We study a unique grading policy at a large US public university allowing students to mask their letter grades into a “Pass”, after having observed their original grade. Using administrative transcript records, we find that female students are substantially less likely to mask their grades than male students, even after accounting for differences in grades, GPA, and course/major taking. We present a framework showing how anticipated discrimination in the labor market can distort incentives to mask across gender. Consistent with the framework, a survey reveals that students anticipate that female students, particularly in STEM, Business, and Economics, will face labor market discrimination which makes them less likely to mask. Our survey allows us to distinguish between anticipated discrimination and other explanations which could contribute to the masking gap, such as preferences for risk or transparency. We find that anticipated discrimination can explain a sizable fraction of the gender gap in masking.

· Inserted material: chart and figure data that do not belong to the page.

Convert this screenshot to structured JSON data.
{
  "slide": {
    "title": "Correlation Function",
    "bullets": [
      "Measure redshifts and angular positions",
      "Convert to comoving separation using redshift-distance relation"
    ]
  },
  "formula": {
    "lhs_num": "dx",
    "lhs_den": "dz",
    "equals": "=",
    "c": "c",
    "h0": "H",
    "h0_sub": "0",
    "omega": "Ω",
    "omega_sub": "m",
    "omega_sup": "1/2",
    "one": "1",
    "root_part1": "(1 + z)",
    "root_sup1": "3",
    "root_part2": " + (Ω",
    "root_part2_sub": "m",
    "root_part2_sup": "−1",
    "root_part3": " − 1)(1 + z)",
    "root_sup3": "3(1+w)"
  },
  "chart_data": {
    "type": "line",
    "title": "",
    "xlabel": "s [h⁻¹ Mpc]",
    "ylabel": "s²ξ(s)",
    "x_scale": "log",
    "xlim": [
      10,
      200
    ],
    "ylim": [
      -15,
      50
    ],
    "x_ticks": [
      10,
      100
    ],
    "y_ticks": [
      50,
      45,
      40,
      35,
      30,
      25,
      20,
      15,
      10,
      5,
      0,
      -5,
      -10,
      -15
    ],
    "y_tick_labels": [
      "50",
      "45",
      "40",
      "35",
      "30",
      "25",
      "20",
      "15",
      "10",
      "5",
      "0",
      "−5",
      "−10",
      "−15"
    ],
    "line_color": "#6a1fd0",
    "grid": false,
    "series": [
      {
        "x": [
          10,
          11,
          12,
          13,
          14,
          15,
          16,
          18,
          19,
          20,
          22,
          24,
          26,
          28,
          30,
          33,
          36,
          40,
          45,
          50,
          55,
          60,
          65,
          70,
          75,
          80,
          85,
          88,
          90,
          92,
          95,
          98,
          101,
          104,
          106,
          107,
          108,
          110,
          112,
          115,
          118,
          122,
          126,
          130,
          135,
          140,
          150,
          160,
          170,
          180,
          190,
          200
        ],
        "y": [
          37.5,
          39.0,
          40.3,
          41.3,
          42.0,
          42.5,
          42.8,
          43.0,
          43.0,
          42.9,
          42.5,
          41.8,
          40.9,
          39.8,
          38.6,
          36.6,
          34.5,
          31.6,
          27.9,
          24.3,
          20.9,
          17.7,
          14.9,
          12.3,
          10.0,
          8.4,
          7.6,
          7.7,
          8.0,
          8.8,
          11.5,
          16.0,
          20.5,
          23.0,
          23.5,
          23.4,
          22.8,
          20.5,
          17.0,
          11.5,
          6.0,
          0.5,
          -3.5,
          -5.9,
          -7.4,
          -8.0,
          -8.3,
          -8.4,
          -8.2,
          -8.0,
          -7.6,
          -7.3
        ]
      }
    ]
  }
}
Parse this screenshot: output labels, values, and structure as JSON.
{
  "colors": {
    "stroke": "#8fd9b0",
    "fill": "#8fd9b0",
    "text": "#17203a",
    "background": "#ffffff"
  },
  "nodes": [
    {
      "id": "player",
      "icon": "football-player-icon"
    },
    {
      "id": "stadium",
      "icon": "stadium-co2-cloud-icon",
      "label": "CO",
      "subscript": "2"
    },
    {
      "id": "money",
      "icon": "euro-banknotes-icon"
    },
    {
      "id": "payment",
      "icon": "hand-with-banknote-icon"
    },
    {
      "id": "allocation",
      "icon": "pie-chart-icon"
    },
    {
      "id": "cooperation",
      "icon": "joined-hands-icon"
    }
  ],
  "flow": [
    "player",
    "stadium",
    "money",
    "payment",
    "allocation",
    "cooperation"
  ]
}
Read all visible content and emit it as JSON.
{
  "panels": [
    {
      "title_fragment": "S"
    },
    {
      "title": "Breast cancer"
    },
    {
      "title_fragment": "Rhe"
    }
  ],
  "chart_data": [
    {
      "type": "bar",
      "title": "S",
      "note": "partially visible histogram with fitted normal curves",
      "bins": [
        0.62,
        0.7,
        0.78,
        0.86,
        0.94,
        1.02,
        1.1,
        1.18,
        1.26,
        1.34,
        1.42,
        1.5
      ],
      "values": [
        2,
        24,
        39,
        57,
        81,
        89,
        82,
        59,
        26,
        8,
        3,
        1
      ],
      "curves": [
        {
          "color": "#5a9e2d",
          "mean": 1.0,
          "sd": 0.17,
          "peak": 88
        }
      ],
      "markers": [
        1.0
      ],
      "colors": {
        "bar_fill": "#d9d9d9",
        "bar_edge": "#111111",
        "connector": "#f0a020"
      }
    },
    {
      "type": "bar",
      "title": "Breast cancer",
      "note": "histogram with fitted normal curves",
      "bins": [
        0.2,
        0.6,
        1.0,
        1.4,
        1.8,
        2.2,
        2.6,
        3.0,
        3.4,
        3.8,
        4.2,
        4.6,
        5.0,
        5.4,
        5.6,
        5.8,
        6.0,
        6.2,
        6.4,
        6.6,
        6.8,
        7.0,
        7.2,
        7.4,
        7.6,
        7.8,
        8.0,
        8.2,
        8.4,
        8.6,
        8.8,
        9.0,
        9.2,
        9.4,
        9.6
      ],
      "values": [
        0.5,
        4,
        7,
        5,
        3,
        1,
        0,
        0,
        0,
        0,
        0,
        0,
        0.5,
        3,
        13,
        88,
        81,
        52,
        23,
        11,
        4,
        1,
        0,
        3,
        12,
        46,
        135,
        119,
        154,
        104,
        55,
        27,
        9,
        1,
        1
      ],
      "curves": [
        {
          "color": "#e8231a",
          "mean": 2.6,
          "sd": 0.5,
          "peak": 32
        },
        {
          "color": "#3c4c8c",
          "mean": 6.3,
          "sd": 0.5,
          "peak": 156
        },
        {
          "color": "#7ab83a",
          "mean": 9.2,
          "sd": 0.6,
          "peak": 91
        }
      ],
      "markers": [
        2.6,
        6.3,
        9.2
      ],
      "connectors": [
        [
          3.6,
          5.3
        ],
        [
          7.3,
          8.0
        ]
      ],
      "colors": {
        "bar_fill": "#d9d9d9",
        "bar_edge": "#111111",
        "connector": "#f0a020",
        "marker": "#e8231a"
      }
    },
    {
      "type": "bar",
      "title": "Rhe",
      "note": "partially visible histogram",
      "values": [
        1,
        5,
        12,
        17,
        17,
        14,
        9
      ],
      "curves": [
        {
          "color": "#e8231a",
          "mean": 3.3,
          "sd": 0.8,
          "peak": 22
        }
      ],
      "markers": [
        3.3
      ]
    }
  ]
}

A closer look at disparities in earnings between white and minoritized dentists 
Kamyar Nasseh, Bianca Frogner & Marko Vujicic
Health Services Research, forthcoming 

Data Sources: We used data from the American Dental Association's Survey of dental practice, which includes information on 2001–2018 dentist net income, practice ZIP code, patient mix between private and public insurance, and dentist gender, age, and year of dental school graduation. We merged the data on dentist race and ethnicity and school of graduation from the American Dental Association masterfile. Based on practice ZIP code, we also merged the data on local area racial and ethnic composition from the American Community Survey.

Study Design: We used a linear Blinder-Oaxaca decomposition to assess observable characteristics that explain the gap in earnings between White and minoritized dentists. To assess differences in earnings between White and minoritized dentists at different points of the income distribution, we used a re-centered influence function and estimated an unconditional quantile Blinder-Oaxaca decomposition.

Data Extraction Methods: We extracted data for 22,086 dentists ages 25–85 who worked at least 8 weeks per year and 20 hours per week.

Principal Findings: Observable characteristics accounted for 58% of the earnings gap between White and Asian dentists, 55% of the gap between White and Hispanic dentists, and 31% of the gap between White and Black dentists. The gap in earnings between White and Asian dentists narrowed at higher quantiles of the income distribution.